A similar pattern shows up in fixed income markets where rates are significantly lower than a year ago. Given very low starting yields and a slower pace of normalization, we now expect average returns from 1.1% from U.S. cash, 1.6% from U.S. 10-year Treasury bonds and 2.5% from U.S. investment grade corporate bonds, a further downgrade from projections of 1.9%, 2.4% and 3.4%, respectively, a year ago.

Because of this, a plain vanilla 60/40 portfolio of global equities and U.S. bonds is now projected to provide an annual return of just 4.2% over the next 10 to 15 years compared to 5.4% a year ago. It is important for investors to take this on board when considering their long-term financial plans.

However, it is also important to recognize that a number of assets appear to have the potential to outperform this average. In particular, we expect international equities in general to exceed these returns, bolstered by a roughly 1% annualized decline in the U.S. dollar. High-yield bonds and emerging market debt should significantly outperform developed country government debt. In addition, alternative investments, such as private equity, core real estate and global infrastructure should be able to provide strong income flow, diversification benefits and, with skilled management, some superior performance.

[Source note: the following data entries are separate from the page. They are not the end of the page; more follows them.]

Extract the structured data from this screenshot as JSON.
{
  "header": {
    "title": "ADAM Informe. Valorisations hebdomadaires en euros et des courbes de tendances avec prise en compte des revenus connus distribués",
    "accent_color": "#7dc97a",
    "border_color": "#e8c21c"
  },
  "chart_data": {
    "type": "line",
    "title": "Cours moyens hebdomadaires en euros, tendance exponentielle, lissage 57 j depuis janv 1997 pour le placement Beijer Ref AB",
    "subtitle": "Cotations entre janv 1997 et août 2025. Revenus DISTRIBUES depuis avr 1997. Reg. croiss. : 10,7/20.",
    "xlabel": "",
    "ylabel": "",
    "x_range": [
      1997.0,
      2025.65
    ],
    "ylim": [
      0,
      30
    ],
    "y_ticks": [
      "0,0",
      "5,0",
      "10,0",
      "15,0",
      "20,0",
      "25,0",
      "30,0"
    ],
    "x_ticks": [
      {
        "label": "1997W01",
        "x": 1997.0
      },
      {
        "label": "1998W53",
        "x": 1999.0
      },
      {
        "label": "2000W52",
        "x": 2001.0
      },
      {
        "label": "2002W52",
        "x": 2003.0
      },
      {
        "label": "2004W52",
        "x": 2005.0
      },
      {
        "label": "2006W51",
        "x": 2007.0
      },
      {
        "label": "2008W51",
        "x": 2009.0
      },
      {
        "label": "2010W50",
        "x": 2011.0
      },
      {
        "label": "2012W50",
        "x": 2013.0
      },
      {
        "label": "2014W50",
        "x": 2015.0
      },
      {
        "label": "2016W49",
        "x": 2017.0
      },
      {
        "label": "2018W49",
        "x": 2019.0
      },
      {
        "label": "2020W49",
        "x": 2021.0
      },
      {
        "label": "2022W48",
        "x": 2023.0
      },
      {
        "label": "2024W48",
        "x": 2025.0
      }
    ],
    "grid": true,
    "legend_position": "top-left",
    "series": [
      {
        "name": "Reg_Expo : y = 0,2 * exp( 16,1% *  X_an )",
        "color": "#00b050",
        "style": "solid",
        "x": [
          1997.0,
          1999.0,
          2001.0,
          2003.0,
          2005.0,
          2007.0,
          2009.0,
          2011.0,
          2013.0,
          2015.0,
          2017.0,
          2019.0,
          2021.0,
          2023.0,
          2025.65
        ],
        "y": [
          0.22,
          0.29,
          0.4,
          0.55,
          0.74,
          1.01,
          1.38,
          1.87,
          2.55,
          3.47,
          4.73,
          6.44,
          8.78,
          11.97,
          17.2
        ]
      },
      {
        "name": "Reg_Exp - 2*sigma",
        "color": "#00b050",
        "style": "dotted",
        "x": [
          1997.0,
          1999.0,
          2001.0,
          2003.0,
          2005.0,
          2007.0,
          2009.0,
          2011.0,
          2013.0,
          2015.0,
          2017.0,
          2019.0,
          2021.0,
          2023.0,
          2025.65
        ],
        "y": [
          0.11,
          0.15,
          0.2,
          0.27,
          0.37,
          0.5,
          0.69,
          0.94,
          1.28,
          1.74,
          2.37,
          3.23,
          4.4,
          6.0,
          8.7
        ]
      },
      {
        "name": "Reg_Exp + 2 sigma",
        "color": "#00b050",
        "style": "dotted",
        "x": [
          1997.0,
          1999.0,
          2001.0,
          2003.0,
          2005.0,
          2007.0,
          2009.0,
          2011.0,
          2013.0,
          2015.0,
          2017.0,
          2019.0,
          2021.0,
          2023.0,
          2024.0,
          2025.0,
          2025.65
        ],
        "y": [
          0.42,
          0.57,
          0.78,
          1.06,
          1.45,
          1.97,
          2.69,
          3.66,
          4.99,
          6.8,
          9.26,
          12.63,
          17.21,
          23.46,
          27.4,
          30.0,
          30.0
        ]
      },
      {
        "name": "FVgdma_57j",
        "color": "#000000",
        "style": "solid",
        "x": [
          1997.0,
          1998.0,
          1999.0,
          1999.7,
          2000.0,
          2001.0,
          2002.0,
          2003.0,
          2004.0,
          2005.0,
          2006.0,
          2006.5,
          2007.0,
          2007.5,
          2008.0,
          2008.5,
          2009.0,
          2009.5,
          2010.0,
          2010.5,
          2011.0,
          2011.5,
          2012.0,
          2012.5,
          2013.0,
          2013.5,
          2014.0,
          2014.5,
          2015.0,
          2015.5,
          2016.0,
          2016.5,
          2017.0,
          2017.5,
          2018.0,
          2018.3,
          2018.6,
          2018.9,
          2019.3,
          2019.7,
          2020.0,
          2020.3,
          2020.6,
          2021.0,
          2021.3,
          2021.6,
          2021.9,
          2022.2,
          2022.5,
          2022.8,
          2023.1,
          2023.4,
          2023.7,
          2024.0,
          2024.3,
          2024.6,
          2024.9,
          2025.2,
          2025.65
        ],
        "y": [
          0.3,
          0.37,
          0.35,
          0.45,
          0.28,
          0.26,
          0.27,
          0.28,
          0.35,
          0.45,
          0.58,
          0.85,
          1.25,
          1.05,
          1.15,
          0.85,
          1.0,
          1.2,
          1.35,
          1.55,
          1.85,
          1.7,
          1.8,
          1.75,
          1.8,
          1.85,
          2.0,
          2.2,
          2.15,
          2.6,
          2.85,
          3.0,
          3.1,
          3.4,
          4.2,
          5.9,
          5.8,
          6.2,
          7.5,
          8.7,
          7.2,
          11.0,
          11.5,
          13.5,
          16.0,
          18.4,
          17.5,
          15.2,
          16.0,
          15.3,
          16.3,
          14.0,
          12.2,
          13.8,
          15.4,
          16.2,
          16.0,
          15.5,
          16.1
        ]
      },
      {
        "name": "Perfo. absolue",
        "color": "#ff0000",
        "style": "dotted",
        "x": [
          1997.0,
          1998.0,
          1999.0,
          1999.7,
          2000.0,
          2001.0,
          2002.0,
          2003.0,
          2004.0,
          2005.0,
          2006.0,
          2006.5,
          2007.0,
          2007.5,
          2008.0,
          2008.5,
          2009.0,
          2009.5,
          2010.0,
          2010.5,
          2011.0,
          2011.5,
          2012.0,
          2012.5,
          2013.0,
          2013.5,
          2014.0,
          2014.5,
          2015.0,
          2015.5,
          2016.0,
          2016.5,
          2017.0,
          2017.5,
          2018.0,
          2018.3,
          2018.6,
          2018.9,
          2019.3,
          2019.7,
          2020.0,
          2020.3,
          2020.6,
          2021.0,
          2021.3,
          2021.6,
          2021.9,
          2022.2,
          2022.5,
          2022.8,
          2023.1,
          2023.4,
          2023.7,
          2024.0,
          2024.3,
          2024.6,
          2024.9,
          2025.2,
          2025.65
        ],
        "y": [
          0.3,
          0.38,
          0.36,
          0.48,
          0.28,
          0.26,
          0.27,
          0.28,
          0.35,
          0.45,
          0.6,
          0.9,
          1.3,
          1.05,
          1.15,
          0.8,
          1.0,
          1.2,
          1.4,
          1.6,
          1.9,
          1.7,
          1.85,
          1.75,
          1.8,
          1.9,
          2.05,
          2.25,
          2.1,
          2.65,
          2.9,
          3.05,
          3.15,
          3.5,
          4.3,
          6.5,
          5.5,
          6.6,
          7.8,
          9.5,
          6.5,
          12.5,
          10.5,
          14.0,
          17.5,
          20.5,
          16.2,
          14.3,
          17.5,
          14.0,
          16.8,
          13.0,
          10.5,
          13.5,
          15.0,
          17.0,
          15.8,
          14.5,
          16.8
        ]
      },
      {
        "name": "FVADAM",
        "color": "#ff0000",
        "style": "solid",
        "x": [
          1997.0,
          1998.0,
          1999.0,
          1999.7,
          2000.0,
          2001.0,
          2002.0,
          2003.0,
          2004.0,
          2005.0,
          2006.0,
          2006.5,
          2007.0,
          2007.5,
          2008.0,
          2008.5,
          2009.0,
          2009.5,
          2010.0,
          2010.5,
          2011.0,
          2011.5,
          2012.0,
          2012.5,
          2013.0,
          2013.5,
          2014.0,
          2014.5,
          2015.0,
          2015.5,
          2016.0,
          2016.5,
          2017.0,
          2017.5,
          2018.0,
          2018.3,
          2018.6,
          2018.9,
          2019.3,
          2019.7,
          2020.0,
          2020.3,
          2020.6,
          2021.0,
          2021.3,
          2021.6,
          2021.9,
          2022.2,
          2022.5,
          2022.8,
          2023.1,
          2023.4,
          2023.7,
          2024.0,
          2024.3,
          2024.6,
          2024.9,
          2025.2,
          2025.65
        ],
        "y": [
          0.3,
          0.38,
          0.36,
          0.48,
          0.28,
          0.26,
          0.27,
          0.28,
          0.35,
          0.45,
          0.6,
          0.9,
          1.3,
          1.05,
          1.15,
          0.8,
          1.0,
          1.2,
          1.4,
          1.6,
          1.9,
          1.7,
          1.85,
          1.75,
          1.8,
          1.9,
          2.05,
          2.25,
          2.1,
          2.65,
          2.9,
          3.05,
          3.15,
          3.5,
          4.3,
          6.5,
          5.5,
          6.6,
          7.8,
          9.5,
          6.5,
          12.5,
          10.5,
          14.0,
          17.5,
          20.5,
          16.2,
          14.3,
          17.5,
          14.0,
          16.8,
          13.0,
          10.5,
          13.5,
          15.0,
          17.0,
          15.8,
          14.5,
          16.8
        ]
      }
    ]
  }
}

Our 2021 Long-Term Capital Market Assumptions don’t paint a particularly rosy picture for long-term investors but we believe it is a balanced and useful one.  More importantly, these long-term projections are not a landscape to be contemplated in complacency or dismay but rather a roadmap to be consulted with purpose. As the confusion from this year clears, it is important for investors to refocus on the long run, to acknowledge what has changed and to adjust portfolios accordingly to achieve their long-term investment goals.

David Kelly is chief global strategist at JPMorgan Funds.